Weblog Bas: Delete, delete, delete!

Weblog Bas: Delete, delete, delete!

The Euro NCAP is like a contagious disease. Now, for a maximum star score, the safety systems must always be on. Everyone obeys obediently. In the latest models that I tested in recent months, I had to disable the whole bunch of panic sowers at every start, from the speed indicator to the lane change warning.

Depending on the brand, you must quickly complete four stages in the multimedia menu. Every action is one too many. Nio alleviates the suffering with a smart shortcut in the home menu, with which the worst suffering can be suppressed with one click. It is only a cover-up for the bleeding, because that action also has to be repeated again and again, which is very irritating. And that damn camera on the steering column keeps spying on you. It immediately sounds the alarm if you take your eyes off the road for a moment to turn on the air conditioning. This terror also reached epidemic proportions last year.

Cancellation is not possible. Safety is sacred. The car industry never seems to dare to ask: guys, isn’t this going a bit too far? No, people bow. The reward for good behavior is a good grade, five stars in the crash test. And voilà, another expense item, another more expensive car.

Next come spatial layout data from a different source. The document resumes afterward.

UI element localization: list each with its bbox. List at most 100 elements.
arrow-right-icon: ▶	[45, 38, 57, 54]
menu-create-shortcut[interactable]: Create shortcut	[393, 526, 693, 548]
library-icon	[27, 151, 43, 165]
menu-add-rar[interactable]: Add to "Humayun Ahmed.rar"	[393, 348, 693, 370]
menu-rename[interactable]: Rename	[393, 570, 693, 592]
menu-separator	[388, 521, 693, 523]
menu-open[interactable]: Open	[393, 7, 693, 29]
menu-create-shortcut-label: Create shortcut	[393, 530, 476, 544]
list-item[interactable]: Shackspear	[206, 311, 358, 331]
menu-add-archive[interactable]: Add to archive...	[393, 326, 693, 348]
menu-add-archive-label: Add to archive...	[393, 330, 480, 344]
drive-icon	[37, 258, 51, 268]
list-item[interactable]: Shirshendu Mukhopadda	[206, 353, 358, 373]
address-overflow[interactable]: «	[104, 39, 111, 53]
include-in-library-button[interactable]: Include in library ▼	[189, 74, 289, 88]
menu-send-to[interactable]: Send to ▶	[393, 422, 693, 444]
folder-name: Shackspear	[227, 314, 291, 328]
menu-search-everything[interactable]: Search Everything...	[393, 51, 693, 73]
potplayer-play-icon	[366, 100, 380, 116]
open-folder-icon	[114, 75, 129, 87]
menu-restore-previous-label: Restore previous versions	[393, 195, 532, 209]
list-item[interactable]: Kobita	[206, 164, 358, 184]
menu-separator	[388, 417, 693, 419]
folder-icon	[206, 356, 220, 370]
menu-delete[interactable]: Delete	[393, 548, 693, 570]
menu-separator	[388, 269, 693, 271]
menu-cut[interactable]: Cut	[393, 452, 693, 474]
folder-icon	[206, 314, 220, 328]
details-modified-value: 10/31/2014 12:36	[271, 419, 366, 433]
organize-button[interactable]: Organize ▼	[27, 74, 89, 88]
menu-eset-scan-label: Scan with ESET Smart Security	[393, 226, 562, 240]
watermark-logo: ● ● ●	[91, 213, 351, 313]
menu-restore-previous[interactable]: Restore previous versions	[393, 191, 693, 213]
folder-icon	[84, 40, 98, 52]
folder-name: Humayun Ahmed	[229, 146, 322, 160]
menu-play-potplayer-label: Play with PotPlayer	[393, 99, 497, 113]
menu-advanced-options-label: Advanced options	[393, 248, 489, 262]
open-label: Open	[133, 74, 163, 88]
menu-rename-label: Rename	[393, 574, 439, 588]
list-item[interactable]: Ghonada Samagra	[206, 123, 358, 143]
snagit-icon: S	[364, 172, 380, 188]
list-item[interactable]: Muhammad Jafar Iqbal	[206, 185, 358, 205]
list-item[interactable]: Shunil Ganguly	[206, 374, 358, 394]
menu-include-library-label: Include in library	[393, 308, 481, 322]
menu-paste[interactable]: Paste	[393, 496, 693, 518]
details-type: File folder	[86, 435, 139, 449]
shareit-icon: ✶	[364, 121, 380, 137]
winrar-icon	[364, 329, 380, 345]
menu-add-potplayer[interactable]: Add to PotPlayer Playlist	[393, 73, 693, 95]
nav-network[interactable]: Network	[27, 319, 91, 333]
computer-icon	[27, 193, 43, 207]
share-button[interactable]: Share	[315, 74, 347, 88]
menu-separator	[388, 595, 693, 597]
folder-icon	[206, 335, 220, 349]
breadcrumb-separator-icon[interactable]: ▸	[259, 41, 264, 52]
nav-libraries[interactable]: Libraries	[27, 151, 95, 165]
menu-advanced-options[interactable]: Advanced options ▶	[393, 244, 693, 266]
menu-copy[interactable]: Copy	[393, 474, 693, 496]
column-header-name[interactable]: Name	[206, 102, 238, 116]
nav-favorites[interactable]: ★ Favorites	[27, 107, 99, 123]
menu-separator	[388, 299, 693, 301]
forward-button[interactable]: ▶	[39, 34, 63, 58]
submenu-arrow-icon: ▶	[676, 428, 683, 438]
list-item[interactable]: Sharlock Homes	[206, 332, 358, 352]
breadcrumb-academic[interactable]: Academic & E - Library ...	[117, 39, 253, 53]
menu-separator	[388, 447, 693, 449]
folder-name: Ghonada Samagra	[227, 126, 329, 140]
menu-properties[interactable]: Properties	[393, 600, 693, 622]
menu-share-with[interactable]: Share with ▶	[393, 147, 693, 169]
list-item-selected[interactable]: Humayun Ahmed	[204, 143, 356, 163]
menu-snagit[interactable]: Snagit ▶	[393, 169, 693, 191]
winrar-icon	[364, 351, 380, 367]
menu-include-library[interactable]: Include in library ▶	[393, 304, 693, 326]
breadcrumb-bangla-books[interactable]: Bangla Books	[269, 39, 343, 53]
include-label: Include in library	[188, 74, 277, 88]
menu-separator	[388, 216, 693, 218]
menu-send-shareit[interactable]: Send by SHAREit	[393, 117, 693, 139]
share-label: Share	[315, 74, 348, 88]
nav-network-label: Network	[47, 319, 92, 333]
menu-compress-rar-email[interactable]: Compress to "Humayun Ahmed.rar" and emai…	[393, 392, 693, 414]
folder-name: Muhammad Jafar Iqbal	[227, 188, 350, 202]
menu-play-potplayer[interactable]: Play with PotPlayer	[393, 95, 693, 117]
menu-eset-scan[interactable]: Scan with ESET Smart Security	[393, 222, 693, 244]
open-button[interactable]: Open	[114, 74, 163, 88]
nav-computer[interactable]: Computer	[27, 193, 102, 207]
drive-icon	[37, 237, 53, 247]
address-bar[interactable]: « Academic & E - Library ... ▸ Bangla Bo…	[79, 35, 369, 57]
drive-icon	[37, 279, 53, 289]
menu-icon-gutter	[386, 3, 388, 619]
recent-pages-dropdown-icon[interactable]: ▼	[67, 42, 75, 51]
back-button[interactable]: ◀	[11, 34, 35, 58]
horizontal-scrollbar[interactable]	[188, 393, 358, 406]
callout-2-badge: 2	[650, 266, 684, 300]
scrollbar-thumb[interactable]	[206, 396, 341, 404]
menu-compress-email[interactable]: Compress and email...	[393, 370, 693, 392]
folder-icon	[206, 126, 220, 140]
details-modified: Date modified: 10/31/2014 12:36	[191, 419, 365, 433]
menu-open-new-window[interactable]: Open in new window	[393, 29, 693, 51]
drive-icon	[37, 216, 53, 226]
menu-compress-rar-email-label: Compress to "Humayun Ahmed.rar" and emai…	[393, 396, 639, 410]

Another headache for accounting is emissions legislation. This week, a number of countries and car manufacturers appeared to be uncomfortable with the Euro 7 standard. This would make cars with combustion engines even more expensive. Great, you might think, then people will automatically buy a plug-in car. Just kidding. Everyone knows how high the financial barrier for EVs has remained. Judging by the state of the subsidy pot for private buyers, the Netherlands has not exactly become more interested in electric after the price war by Tesla and associates.

Understandable, no matter how good the charging station infrastructure is here. Although the evolution of battery technology does not stand still, consumers notice too little of it. The range, even that of larger EVs, too often remains around 400 in normal use. You don’t necessarily solve that problem by spending more. A BMW iX xDrive40 doesn’t get much further than my i3. Furthermore, due to the sharply increased electricity rates and the tax authorities, the price advantage of electric is in danger of evaporating. In two years’ time, those heavy bastards will be taxed by weight via the MRB. This means that all signals for the energy transition are glowing red. So consumers choose a Tesla that does deliver in terms of driving range or a plugin. Otherwise they will remain loyal to their old cars, which will push the energy transition back a bit further in time. The ultimate cause? Pricing. Health insurers, brokers, car manufacturers, tax authorities; everything demands a premium.

So cost control must be a priority, especially for the environment. If you want people to drive cleanly, you have to make electric affordable. To achieve this, governments must continue to lower tax thresholds, energy suppliers must be strictly monitored, and manufacturers must learn to strip cars.

Walter Isaacson’s Musk biography shows how Musk puts pressure on employees to achieve cost optimization. His bullshit detector sometimes runs away with him, he has his manic and unpredictable sides, but in general a healthy distrust rarely deceives him. People with a revenue model have the ineradicable urge to ask too much. Does a supplier want two tons for a rocket engine? Let’s see, says Musk, whether we at SpaceX can build one ourselves for $5,000. What if we pressed the underbody of cars from one piece if that would save hundreds of parts? At SpaceX and Tesla, everything revolves around the question of how you can design and produce products more simply and therefore cheaper.

Sometimes the goals prove unattainable. Then Musk wildly fires competent people, or he resigns as if nothing had happened. But he often manages to achieve drastic cost reductions in an intelligent way, always using the question: Why do we do this this way?
We don’t mention that enough here. That’s why I grind my teeth to disable functions in every new car. That’s why all those good five-star cars are so heavy. We stay neatly within the lines of the regulations, and so does Tesla when it comes to assistance aids. We are going down the dead end of convention.

The entrenched European car industry, whose survival is threatened by America and Asia, should urgently take Musk’s mantra ‘delete, delete, delete’ to heart. Delete the excess cars in your ranges. Delete the bondage to Euro NCAP. Make cars lighter, simpler, more efficient. Scrap things out. Denounce the hysterically escalated safety requirements with intelligent arguments. My statement: They mainly serve a symbolic purpose. These assistance systems are not about safety, they are there to show how the companies are putting their best foot forward. I understand the sensitivity of the theme, no one wants to have road traffic victims on their conscience. Yet the star system needs to be overhauled, because it becomes an insatiable monster if no one draws the line and it is one of the factors that drives prices to absurd heights.

True, things squeak in Teslas too. But Musk’s cars, and that is the essential and fatal difference for the fossil industry, start with a clean slate that everyone should now want to learn from. Manufacturers, focus on the main task; make cars cleaner. Delete, delete, delete. Simplification also serves an ecological purpose. The simpler a car is, the fewer parts you use and the less time and energy it takes to build it. Continuing on the path we have chosen is suicide, even for previously untouchable concerns such as Volkswagen.